Deputado anuncia entrada da Assembleia no processo e busca diálogo com o Judiciário para evitar retirada de mais de 650 famílias
Da Redação Jota Moreira
Diante da ameaça de despejo que atinge centenas de famílias em Cuiabá, o presidente da Assembleia Legislativa de Mato Grosso (ALMT), deputado Max Russi (Podemos), se reuniu na tarde desta segunda-feira (13) com moradores do Residencial Villas das Minas e dos condomínios Lavras do Sul I e II.
A situação foi desencadeada por decisão do juiz Márcio Aparecido Guedes, da Primeira Vara Cível da Capital, que determinou a reintegração de posse dos imóveis em favor da empresa Trunk Gestão Empresarial Ltda. Os apartamentos estão vinculados à massa falida da Trese Construtora, em um processo que se prolonga há quase 30 anos.
Parte dos moradores afirma ocupar os imóveis de forma legítima há décadas. Muitos relatam que, após a falência da construtora, precisaram investir recursos próprios para concluir as obras e garantir condições de moradia.
Durante o encontro, Max Russi informou que a Procuradoria da ALMT deve ingressar no processo como amicus curiae (amigo da corte), oferecendo suporte jurídico e técnico na tentativa de resguardar o direito à moradia e buscar uma solução conciliatória.
O deputado destacou que a Assembleia pretende utilizar instrumentos como a Câmara de Conciliação para construir uma alternativa que evite a retirada das famílias. Ele alertou para o impacto social da medida, caso seja cumprida, com mais de 650 famílias podendo ser desalojadas sem destino definido.
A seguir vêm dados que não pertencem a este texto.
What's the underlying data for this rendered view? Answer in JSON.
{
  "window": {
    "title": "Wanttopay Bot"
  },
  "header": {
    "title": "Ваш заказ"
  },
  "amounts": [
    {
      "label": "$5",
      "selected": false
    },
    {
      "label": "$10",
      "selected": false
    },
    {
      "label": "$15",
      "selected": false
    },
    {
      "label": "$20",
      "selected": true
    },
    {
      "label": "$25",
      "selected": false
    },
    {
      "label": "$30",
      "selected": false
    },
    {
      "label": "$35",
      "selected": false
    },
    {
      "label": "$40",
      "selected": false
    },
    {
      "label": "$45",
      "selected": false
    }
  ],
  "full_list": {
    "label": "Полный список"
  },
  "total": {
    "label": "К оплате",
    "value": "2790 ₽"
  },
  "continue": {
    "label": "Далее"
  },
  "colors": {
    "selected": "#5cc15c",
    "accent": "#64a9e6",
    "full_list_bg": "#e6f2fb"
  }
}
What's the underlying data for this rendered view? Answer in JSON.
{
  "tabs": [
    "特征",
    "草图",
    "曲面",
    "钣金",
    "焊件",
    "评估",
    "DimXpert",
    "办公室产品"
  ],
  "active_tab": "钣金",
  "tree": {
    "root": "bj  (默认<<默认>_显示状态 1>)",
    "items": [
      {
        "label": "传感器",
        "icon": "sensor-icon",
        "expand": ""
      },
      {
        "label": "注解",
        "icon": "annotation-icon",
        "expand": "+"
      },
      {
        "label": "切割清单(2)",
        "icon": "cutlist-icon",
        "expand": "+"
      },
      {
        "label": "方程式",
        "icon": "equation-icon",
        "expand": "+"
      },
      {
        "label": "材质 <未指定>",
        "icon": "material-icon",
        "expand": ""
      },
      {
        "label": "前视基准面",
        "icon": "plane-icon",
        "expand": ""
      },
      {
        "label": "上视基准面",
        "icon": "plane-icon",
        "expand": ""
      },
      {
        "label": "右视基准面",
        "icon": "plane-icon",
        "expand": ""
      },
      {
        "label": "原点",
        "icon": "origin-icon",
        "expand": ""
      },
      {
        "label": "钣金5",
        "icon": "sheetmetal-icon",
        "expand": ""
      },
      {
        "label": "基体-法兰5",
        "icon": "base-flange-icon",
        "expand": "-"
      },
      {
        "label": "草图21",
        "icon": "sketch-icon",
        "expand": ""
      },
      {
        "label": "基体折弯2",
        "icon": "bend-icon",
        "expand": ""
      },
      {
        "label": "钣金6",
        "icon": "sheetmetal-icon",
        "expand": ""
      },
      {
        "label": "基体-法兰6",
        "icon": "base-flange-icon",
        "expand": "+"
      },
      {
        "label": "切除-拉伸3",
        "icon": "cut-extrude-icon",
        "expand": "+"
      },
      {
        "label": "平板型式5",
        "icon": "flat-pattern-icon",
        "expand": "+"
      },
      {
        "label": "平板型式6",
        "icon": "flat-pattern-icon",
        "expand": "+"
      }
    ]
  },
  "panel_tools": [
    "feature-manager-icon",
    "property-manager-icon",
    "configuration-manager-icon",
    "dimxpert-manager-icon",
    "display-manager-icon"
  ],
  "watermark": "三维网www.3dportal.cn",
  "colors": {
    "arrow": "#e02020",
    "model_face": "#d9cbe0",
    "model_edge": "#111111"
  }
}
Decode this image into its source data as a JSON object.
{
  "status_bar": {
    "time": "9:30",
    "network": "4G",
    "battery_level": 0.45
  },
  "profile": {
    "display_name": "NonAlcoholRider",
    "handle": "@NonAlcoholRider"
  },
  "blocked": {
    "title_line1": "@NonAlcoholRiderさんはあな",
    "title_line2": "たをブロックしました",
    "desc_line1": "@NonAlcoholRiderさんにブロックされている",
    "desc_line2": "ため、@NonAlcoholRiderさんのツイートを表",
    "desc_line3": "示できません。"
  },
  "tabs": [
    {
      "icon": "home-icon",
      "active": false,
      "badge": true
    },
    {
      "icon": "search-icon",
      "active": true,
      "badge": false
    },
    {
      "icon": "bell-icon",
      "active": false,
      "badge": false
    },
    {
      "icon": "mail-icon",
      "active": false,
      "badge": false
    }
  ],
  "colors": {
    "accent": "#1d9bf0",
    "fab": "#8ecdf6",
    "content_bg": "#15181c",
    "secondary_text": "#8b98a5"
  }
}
Russi também afirmou que irá buscar uma agenda com a presidente do Tribunal de Justiça de Mato Grosso, desembargadora Clarice Claudino da Silva, para apresentar a dimensão do problema e tentar a suspensão da ordem judicial, que prevê inclusive o uso de força policial.
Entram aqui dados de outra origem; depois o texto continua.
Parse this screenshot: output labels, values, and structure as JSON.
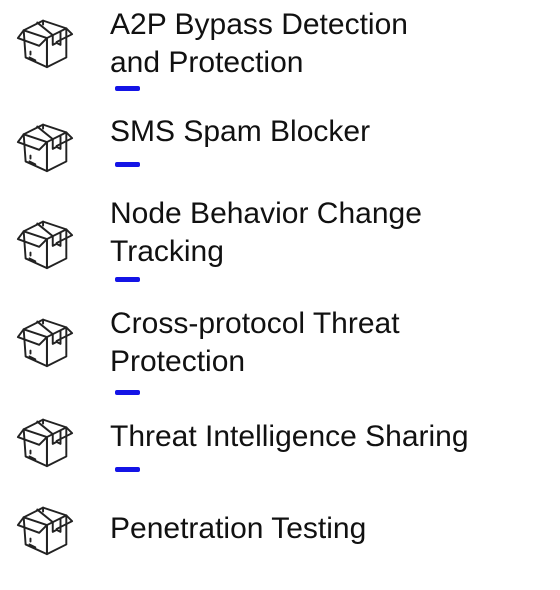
{
  "accent_color": "#1414e6",
  "icon_stroke_color": "#222222",
  "items": [
    {
      "label": "A2P Bypass Detection\nand Protection",
      "icon": "package-box-icon",
      "has_accent": true
    },
    {
      "label": "SMS Spam Blocker",
      "icon": "package-box-icon",
      "has_accent": true
    },
    {
      "label": "Node Behavior Change\nTracking",
      "icon": "package-box-icon",
      "has_accent": true
    },
    {
      "label": "Cross-protocol Threat\nProtection",
      "icon": "package-box-icon",
      "has_accent": true
    },
    {
      "label": "Threat Intelligence Sharing",
      "icon": "package-box-icon",
      "has_accent": true
    },
    {
      "label": "Penetration Testing",
      "icon": "package-box-icon",
      "has_accent": false
    }
  ]
}
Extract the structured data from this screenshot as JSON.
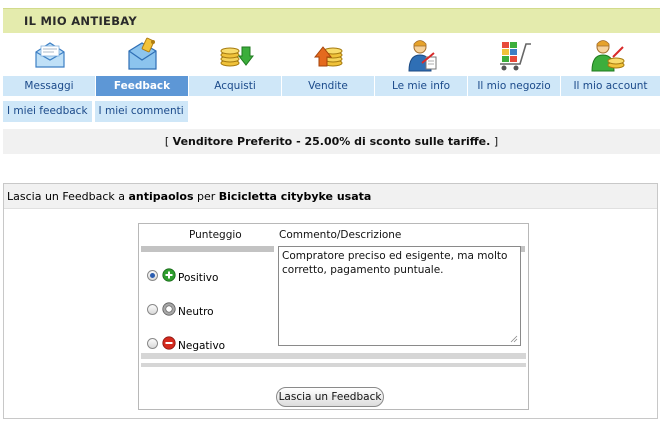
{
  "header": {
    "title": "IL MIO ANTIEBAY"
  },
  "nav_icons": [
    "messages-icon",
    "feedback-icon",
    "purchases-icon",
    "sales-icon",
    "my-info-icon",
    "my-shop-icon",
    "my-account-icon"
  ],
  "tabs": [
    {
      "label": "Messaggi",
      "active": false
    },
    {
      "label": "Feedback",
      "active": true
    },
    {
      "label": "Acquisti",
      "active": false
    },
    {
      "label": "Vendite",
      "active": false
    },
    {
      "label": "Le mie info",
      "active": false
    },
    {
      "label": "Il mio negozio",
      "active": false
    },
    {
      "label": "Il mio account",
      "active": false
    }
  ],
  "subtabs": [
    {
      "label": "I miei feedback"
    },
    {
      "label": "I miei commenti"
    }
  ],
  "promo": {
    "open": "[ ",
    "bold": "Venditore Preferito - 25.00% di sconto sulle tariffe.",
    "close": " ]"
  },
  "panel": {
    "prefix": "Lascia un Feedback a ",
    "user": "antipaolos",
    "mid": " per ",
    "item": "Bicicletta citybyke usata"
  },
  "form": {
    "col_score": "Punteggio",
    "col_comment": "Commento/Descrizione",
    "options": [
      {
        "label": "Positivo",
        "selected": true,
        "icon": "positive-icon",
        "color": "#2e9e2e"
      },
      {
        "label": "Neutro",
        "selected": false,
        "icon": "neutral-icon",
        "color": "#9a9a9a"
      },
      {
        "label": "Negativo",
        "selected": false,
        "icon": "negative-icon",
        "color": "#d42a1e"
      }
    ],
    "comment_value": "Compratore preciso ed esigente, ma molto corretto, pagamento puntuale.",
    "submit_label": "Lascia un Feedback"
  },
  "colors": {
    "header_bg": "#e4ebad",
    "tab_bg": "#cfe7f8",
    "tab_active_bg": "#5d97d6",
    "tab_text": "#1b4a8a"
  }
}
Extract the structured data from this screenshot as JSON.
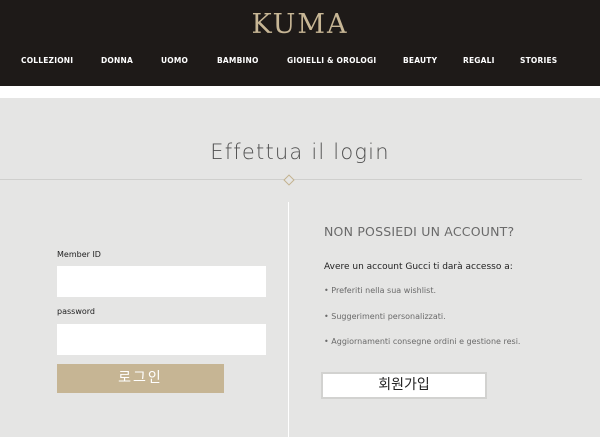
{
  "header": {
    "logo": "KUMA",
    "nav": [
      "COLLEZIONI",
      "DONNA",
      "UOMO",
      "BAMBINO",
      "GIOIELLI & OROLOGI",
      "BEAUTY",
      "REGALI",
      "STORIES"
    ]
  },
  "page": {
    "title": "Effettua il login"
  },
  "login": {
    "member_id_label": "Member ID",
    "member_id_value": "",
    "password_label": "password",
    "password_value": "",
    "submit_label": "로그인"
  },
  "register": {
    "title": "NON POSSIEDI UN ACCOUNT?",
    "intro": "Avere un account Gucci ti darà accesso a:",
    "benefits": [
      "Preferiti nella sua wishlist.",
      "Suggerimenti personalizzati.",
      "Aggiornamenti consegne ordini e gestione resi."
    ],
    "signup_label": "회원가입"
  },
  "colors": {
    "header_bg": "#1e1a18",
    "accent_gold": "#c6b594",
    "panel_bg": "#e5e5e4"
  }
}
Para os moradores, o apoio institucional representa um reforço importante em uma disputa que se arrasta há anos. O síndico do Villas das Minas, José Carlos, destacou que muitos adquiriram os imóveis antes da falência e ficaram sem respaldo. Já a moradora Sandra Esther, que vive no local há 14 anos, ressaltou a dificuldade enfrentada pelas famílias e disse que a presença das autoridades renova a esperança da comunidade.
A reunião contou ainda com a participação dos procuradores Ricardo Riva e João Gabriel, que devem atuar na construção da estratégia jurídica. A prioridade, segundo a Assembleia, será garantir que a dignidade das famílias seja considerada diante da disputa patrimonial envolvendo os imóveis.